Multichannel may not entirely beat online only

Patnaik added, “Physical store retailers (large, medium or small) must expand operations across all channels to maximising sales. This includes mobile apps, online delivery services, developing and acquiring e-commerce sites, and partnering with online enterprises. Consequently, multi-channel retailing will be the key factor to remain profitable in the market.”

GadgetGuy’s take – shop local or bye-bye local shops

My family had a brick and mortar sports store from the mid-1800s to the late-1970s. That was well before the advent of the internet. It was a traditional family business where the owners worked ridiculously long hours to make ends meet.

Then along came the first national sporting superstores offering the same goods at a lower cost. Our store had loyal lifetime customers, but you can’t always live off loyalty. Eventually, it led to mergers and acquisitions, and a 100+-year-old company died.

Fast forward to the early-80s (again pre-internet) and I opened one of Queensland’s largest computer superstores. The sport store experience taught me to get big or get out. In the 90s we were one of the first online stores as well. Albeit under a different name to try and avoid eating our own lunch.

Techmart ate the lunch of many smaller local stores.

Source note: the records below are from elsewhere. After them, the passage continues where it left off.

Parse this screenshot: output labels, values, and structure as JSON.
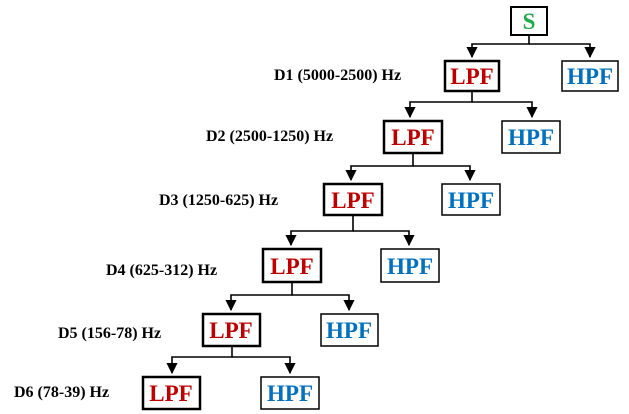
{
  "root": {
    "label": "S",
    "color": "#1faa4b"
  },
  "colors": {
    "lpf": "#c00000",
    "hpf": "#0070c0"
  },
  "levels": [
    {
      "label": "D1 (5000-2500) Hz",
      "lpf": "LPF",
      "hpf": "HPF"
    },
    {
      "label": "D2 (2500-1250) Hz",
      "lpf": "LPF",
      "hpf": "HPF"
    },
    {
      "label": "D3 (1250-625) Hz",
      "lpf": "LPF",
      "hpf": "HPF"
    },
    {
      "label": "D4 (625-312) Hz",
      "lpf": "LPF",
      "hpf": "HPF"
    },
    {
      "label": "D5 (156-78) Hz",
      "lpf": "LPF",
      "hpf": "HPF"
    },
    {
      "label": "D6 (78-39) Hz",
      "lpf": "LPF",
      "hpf": "HPF"
    }
  ]
}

As a result a cadre of these approached me with the request to become ‘franchises’. Survival to them was to pool buying power, share stock, marketing etc. It did not happen – merging with weaker stores only weakens the main store. But it clarified our view of the future of retailing, and it was not as a Harvey Norman franchise model.

By mid-2012 online sales outstripped in-store sales by two-to-one. As a result we decided to close the bricks and 30+-year-old bricks and mortar store. Today the majority of computer equipment and accessories are bought online.

My point is that our quest for the best price is killing ‘shop local’. It is a vicious circle. The strong Amazon et al. get the weaker our bricks and mortar shops get. Millennials may be happy to shop online. My wife still likes to window ‘shop local’.